The Sofa

One of the leftovers from the breakup is The Sofa.
I use caps because it is a thing.
A particular thing.
A thorn-in-my-side thing.

This is The Sofa, in situ.

I have never liked The Sofa. From the first time I went to the Ex’ condo, I didn’t like it. He had good taste in many things; but not The Sofa.

The Sofa is large, deep, conventional in design, and beige.

I am not a fan of beige.
Or conventional design.
Especially when it involves metal studs on beige upholstery.

The Sofa’s seat cushions are shockingly heavy, as if filled with very dense foam and buckshot. Worse, though, the back pillows are attached. Unremoveable. A spectacularly bad idea. How can anyone get them fluffed/shaped right that way? Answer: they can’t. I’ve used fists, a bat, everything I could think of and never could get them right.
The Sofa mocked my attempts.

The Sofa has surprisingly low feet. As Douglas Adams might have said, they are precisely of the height to have everything that falls bounce out of reach under The Sofa, but far too low to be able to get a broom or mop there to fetch the items lost.

The Sofa is, also, surprisingly uncomfortable. Sure, it seems cushy and supportive, but that is just to lull you in. In reality, it causes physical pain. The depth of the seating makes it impossible to sit on like a normal sofa, with your back on the back and your feet on the ground. You must stack pillows behind your back to get close. Whatever you try, your back will let you know how wrong your posture is in no time.

When we bought the house, we moved The Sofa from the condo, with us. It always felt too large for the house’s space. I mean, it fit (see above), but overwhelmed the living room with its beigeness and bulk. And improperly fluffed pillows.

The Ex and I looked for replacement sofas a few times. We could never agree on any. Cost, design, whatever… we just never could settle on one. I think he was insulted I didn’t like The Sofa and held it as a bit of a grudge. Even though he admitted the problems with The Sofa, he defended his purchase as though it was a personal attack to dislike the object: he spent a lot of money on The Sofa; it was made by a reputable company; the attached cushions were a good idea at the time…
Whatever, our inability to replace it was a thing and, arguably, a sign.
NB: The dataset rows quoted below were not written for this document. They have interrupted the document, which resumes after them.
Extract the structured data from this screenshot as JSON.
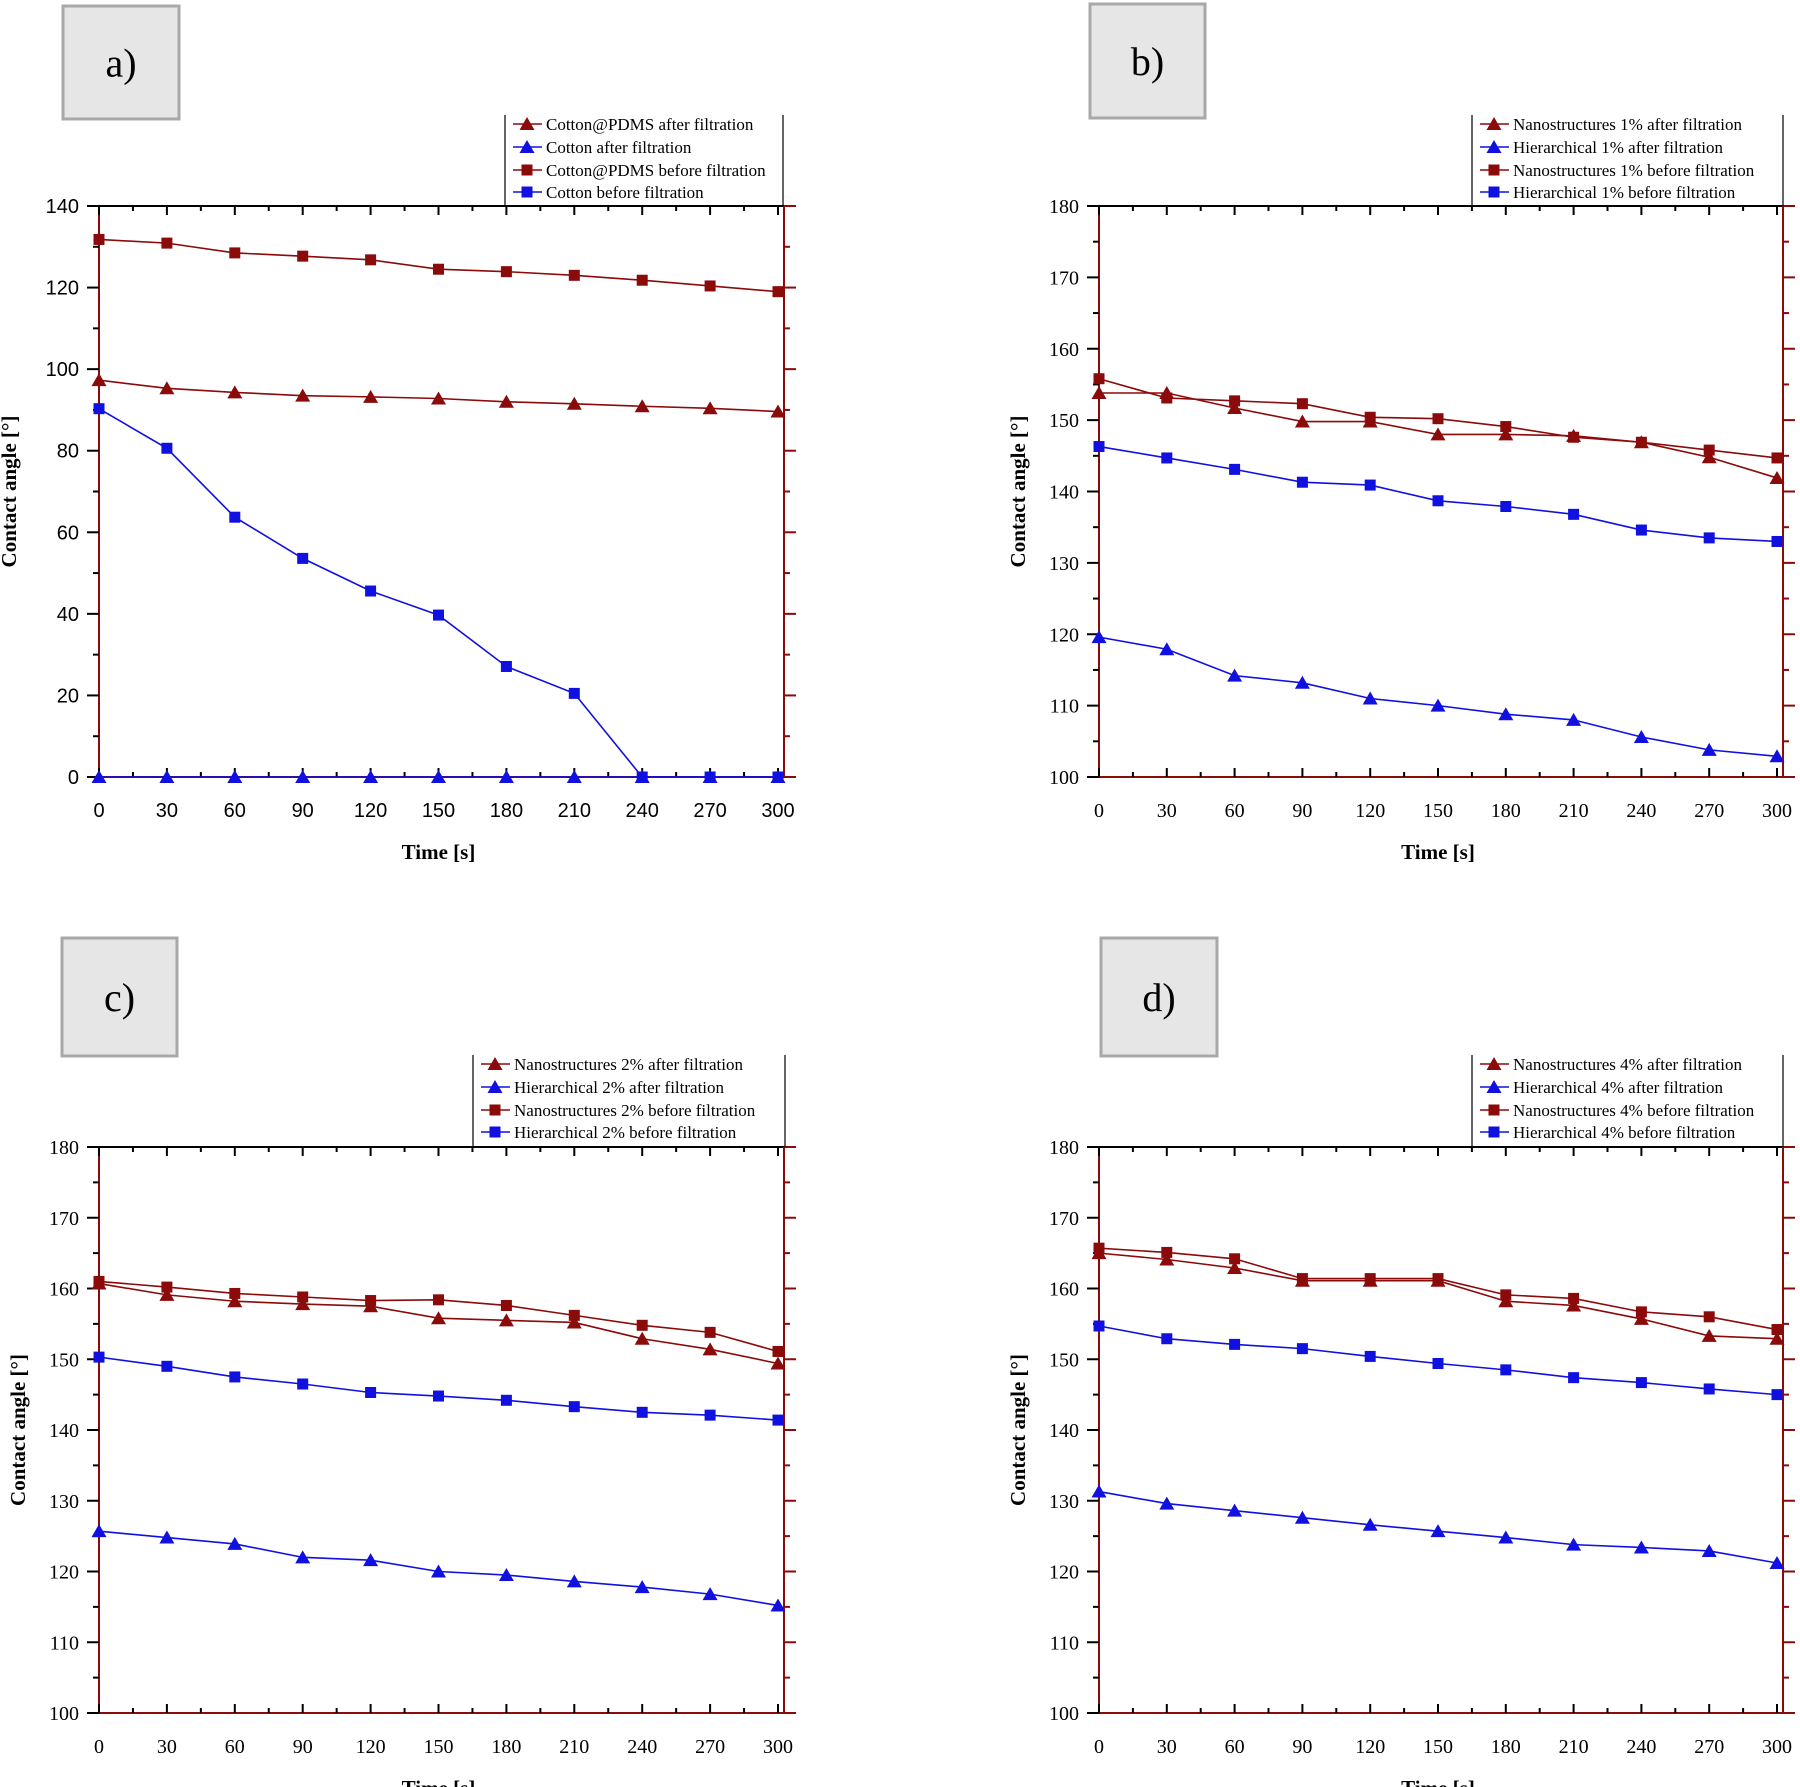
{
  "chart_data": [
    {
      "panel_label": "a)",
      "type": "line",
      "xlabel": "Time [s]",
      "ylabel": "Contact angle [°]",
      "x": [
        0,
        30,
        60,
        90,
        120,
        150,
        180,
        210,
        240,
        270,
        300
      ],
      "xticks": [
        "0",
        "30",
        "60",
        "90",
        "120",
        "150",
        "180",
        "210",
        "240",
        "270",
        "300"
      ],
      "yticks": [
        "0",
        "20",
        "40",
        "60",
        "80",
        "100",
        "120",
        "140"
      ],
      "ylim": [
        0,
        140
      ],
      "legend_position": "top-right",
      "series": [
        {
          "name": "Cotton@PDMS after filtration",
          "marker": "triangle",
          "color": "#8b0a0a",
          "values": [
            97.3,
            95.3,
            94.3,
            93.5,
            93.2,
            92.8,
            92.0,
            91.5,
            90.9,
            90.4,
            89.6
          ]
        },
        {
          "name": "Cotton after filtration",
          "marker": "triangle",
          "color": "#1010e0",
          "values": [
            0,
            0,
            0,
            0,
            0,
            0,
            0,
            0,
            0,
            0,
            0
          ]
        },
        {
          "name": "Cotton@PDMS before filtration",
          "marker": "square",
          "color": "#8b0a0a",
          "values": [
            131.8,
            130.9,
            128.5,
            127.7,
            126.8,
            124.5,
            123.9,
            123.0,
            121.8,
            120.4,
            119.0
          ]
        },
        {
          "name": "Cotton before filtration",
          "marker": "square",
          "color": "#1010e0",
          "values": [
            90.3,
            80.6,
            63.7,
            53.6,
            45.6,
            39.7,
            27.1,
            20.5,
            0,
            0,
            0
          ]
        }
      ]
    },
    {
      "panel_label": "b)",
      "type": "line",
      "xlabel": "Time [s]",
      "ylabel": "Contact angle [°]",
      "x": [
        0,
        30,
        60,
        90,
        120,
        150,
        180,
        210,
        240,
        270,
        300
      ],
      "xticks": [
        "0",
        "30",
        "60",
        "90",
        "120",
        "150",
        "180",
        "210",
        "240",
        "270",
        "300"
      ],
      "yticks": [
        "100",
        "110",
        "120",
        "130",
        "140",
        "150",
        "160",
        "170",
        "180"
      ],
      "ylim": [
        100,
        180
      ],
      "legend_position": "top-right",
      "series": [
        {
          "name": "Nanostructures 1% after filtration",
          "marker": "triangle",
          "color": "#8b0a0a",
          "values": [
            153.8,
            153.8,
            151.7,
            149.8,
            149.8,
            148.0,
            148.0,
            147.8,
            146.9,
            144.8,
            141.9
          ]
        },
        {
          "name": "Hierarchical 1% after filtration",
          "marker": "triangle",
          "color": "#1010e0",
          "values": [
            119.6,
            117.9,
            114.2,
            113.2,
            111.0,
            110.0,
            108.8,
            108.0,
            105.6,
            103.8,
            102.9
          ]
        },
        {
          "name": "Nanostructures 1% before filtration",
          "marker": "square",
          "color": "#8b0a0a",
          "values": [
            155.8,
            153.1,
            152.7,
            152.3,
            150.4,
            150.2,
            149.1,
            147.6,
            146.9,
            145.8,
            144.7
          ]
        },
        {
          "name": "Hierarchical 1% before filtration",
          "marker": "square",
          "color": "#1010e0",
          "values": [
            146.3,
            144.7,
            143.1,
            141.3,
            140.9,
            138.7,
            137.9,
            136.8,
            134.6,
            133.5,
            133.0
          ]
        }
      ]
    },
    {
      "panel_label": "c)",
      "type": "line",
      "xlabel": "Time [s]",
      "ylabel": "Contact angle [°]",
      "x": [
        0,
        30,
        60,
        90,
        120,
        150,
        180,
        210,
        240,
        270,
        300
      ],
      "xticks": [
        "0",
        "30",
        "60",
        "90",
        "120",
        "150",
        "180",
        "210",
        "240",
        "270",
        "300"
      ],
      "yticks": [
        "100",
        "110",
        "120",
        "130",
        "140",
        "150",
        "160",
        "170",
        "180"
      ],
      "ylim": [
        100,
        180
      ],
      "legend_position": "top-right",
      "series": [
        {
          "name": "Nanostructures 2% after filtration",
          "marker": "triangle",
          "color": "#8b0a0a",
          "values": [
            160.7,
            159.1,
            158.2,
            157.8,
            157.5,
            155.8,
            155.5,
            155.2,
            152.9,
            151.4,
            149.4
          ]
        },
        {
          "name": "Hierarchical 2% after filtration",
          "marker": "triangle",
          "color": "#1010e0",
          "values": [
            125.7,
            124.8,
            123.9,
            122.0,
            121.6,
            120.0,
            119.5,
            118.6,
            117.8,
            116.8,
            115.2
          ]
        },
        {
          "name": "Nanostructures 2% before filtration",
          "marker": "square",
          "color": "#8b0a0a",
          "values": [
            161.0,
            160.2,
            159.3,
            158.8,
            158.3,
            158.4,
            157.6,
            156.2,
            154.8,
            153.8,
            151.1
          ]
        },
        {
          "name": "Hierarchical 2% before filtration",
          "marker": "square",
          "color": "#1010e0",
          "values": [
            150.3,
            149.0,
            147.5,
            146.5,
            145.3,
            144.8,
            144.2,
            143.3,
            142.5,
            142.1,
            141.4
          ]
        }
      ]
    },
    {
      "panel_label": "d)",
      "type": "line",
      "xlabel": "Time [s]",
      "ylabel": "Contact angle [°]",
      "x": [
        0,
        30,
        60,
        90,
        120,
        150,
        180,
        210,
        240,
        270,
        300
      ],
      "xticks": [
        "0",
        "30",
        "60",
        "90",
        "120",
        "150",
        "180",
        "210",
        "240",
        "270",
        "300"
      ],
      "yticks": [
        "100",
        "110",
        "120",
        "130",
        "140",
        "150",
        "160",
        "170",
        "180"
      ],
      "ylim": [
        100,
        180
      ],
      "legend_position": "top-right",
      "series": [
        {
          "name": "Nanostructures 4% after filtration",
          "marker": "triangle",
          "color": "#8b0a0a",
          "values": [
            165.0,
            164.1,
            162.9,
            161.1,
            161.1,
            161.1,
            158.2,
            157.6,
            155.7,
            153.3,
            152.9
          ]
        },
        {
          "name": "Hierarchical 4% after filtration",
          "marker": "triangle",
          "color": "#1010e0",
          "values": [
            131.3,
            129.6,
            128.6,
            127.6,
            126.6,
            125.7,
            124.8,
            123.8,
            123.4,
            122.9,
            121.2
          ]
        },
        {
          "name": "Nanostructures 4% before filtration",
          "marker": "square",
          "color": "#8b0a0a",
          "values": [
            165.7,
            165.1,
            164.2,
            161.4,
            161.4,
            161.4,
            159.1,
            158.6,
            156.7,
            156.0,
            154.2
          ]
        },
        {
          "name": "Hierarchical 4% before filtration",
          "marker": "square",
          "color": "#1010e0",
          "values": [
            154.7,
            152.9,
            152.1,
            151.5,
            150.4,
            149.4,
            148.5,
            147.4,
            146.7,
            145.8,
            145.0
          ]
        }
      ]
    }
  ]
}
When the Ex left, surprisingly to me, he left The Sofa. He had his stated reasons. I think there were others, unsaid. I like to tell myself none of them were about me but, really, only he knows. I only know I wanted him to take the damn thing. He didn’t.

Of course, as in any cohabitational breakup, the divvying up of stuff meant I had to buy a lot of things to replace those that went with him. Some things were more urgently needed, not just wanted; replacing The Sofa was back-burnered to economize. I told myself I could live with it. Better a bad Sofa than none.

I have rued that choice. In fact, since he left just over six months ago, every time I have plopped down to watch TV I have been reminded how uncomfortable The Sofa is. And of him. My back has ached, as did my heart. I groaned every time I stood up from sitting on it and which pain caused that, I’m not so sure. It was a far greater symbol of him and the us that no longer was than I knew, or wanted to admit.

This morning, it has come to an end. Our lovely neighborhood junk hauler man, his wife, and I hefted that thing out of the house and down the front stairs to his truck. It weighed a ton, even without being a sleeper; but I squat-lifted one end like someone much younger than my 60.5 years. I owe thanks to the Canadian whose workouts I have been doing; but I think my strength was mostly fueled by the deep desire to get the thing out.

Now, it is gone.
I paid the hauler more than he asked to remove it; it meant that much to get it out.

I have since swept and mopped the floor, and wiped down the baseboards and wall, in large part to purge the space.

I may even burn some sage, just to be on the safe side, especially since I kept The Sofa’s two beige throw pillows. They were the only thing that didn’t suck about The Sofa, except for their color, which does suck.

But I will re-cover them in a brighter color (blue!) and use them on my new, smaller, simpler orange sofa, delivered later today.